Трудно было отгадать ее года; первая молодость проходила, и наступали те года, когда все боятся будущего, но все еще надеются на него. Глаза ее уже привыкли плакать, уста не раз усмехались поцелуям и перестали жаждать их. Мысли ее блуждали где-то далеко, за морями, за горами, но не здесь над печальной Эльбой, под этим бедным северным небом. Время от времени в душе молодой женщины поднималась буря, и тогда песня раздавалась громче, слезы катились но щекам, и глаза сильней блестели. Вдруг раздался шум возле калитки, послышались поспешные шаги; это пробудило от задумчивости молодую женщину; она быстро поднялась с своего места и тихо прислушивалась. Кто-то постучался в ворота; испуганная, закутываясь в платье, она вбежала в комнаты и поспешно скрылась. Раздался другой удар, но в доме все было тихо; еще последовало три удара и, наконец, калитка отворилась. Из нее выглянул, осматриваясь по сторонам, старик, в одном белье, в накинутом сверху рыжем, бархатном плаще, в войлочной шляпе на седых длинных волосах. За воротами стоял закутанный молодой человек; он, ничего не говоря, вошел во двор.

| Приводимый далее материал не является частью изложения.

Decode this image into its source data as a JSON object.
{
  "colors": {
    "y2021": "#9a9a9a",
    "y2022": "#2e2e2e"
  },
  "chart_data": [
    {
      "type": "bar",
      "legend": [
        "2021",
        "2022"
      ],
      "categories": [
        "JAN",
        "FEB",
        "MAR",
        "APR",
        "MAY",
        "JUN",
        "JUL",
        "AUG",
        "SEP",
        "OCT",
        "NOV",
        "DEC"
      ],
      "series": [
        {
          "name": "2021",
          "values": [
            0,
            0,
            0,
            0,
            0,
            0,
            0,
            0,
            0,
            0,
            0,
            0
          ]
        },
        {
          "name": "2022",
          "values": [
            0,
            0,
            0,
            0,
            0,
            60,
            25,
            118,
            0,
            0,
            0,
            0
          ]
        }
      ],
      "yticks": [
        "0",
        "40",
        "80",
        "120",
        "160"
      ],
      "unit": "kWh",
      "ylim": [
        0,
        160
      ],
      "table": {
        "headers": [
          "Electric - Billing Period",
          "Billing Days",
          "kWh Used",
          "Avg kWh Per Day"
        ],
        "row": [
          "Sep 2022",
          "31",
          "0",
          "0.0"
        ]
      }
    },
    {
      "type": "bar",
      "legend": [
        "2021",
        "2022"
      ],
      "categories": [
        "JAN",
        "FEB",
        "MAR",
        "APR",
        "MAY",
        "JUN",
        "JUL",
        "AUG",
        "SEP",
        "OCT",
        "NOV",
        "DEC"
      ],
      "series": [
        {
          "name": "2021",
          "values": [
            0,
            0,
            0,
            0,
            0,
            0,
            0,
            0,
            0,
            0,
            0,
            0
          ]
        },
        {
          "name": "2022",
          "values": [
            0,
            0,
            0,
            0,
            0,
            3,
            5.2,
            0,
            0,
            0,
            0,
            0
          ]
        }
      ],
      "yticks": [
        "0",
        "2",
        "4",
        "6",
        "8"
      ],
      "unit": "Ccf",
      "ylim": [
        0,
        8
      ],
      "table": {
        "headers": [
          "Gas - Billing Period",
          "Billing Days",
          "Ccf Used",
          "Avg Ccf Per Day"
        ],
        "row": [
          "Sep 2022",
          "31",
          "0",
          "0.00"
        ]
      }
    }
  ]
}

Старик, ворча, затворил калитку и потащился к дому.
Вошедший спросил по-итальянски, — дома ли Тереза? — и получив утвердительный ответ, он быстрыми шагами направился к дому; двери стояли настежь открытыми; в сенях, посаженные в кадках, цвели два громадных олеандра; на лестнице было тихо и пусто, и двери наверху были замкнуты.
Продолжительные удары разбудили, наконец, старую женщину, бедно одетую; она взглянула на гостя и впустила его.
Комнатки, мило убранные, казались бы веселыми, если б в них не царствовала полнейшая тишина; по всем углам в беспорядке было разбросано множество вещей, дамских нарядов и нот.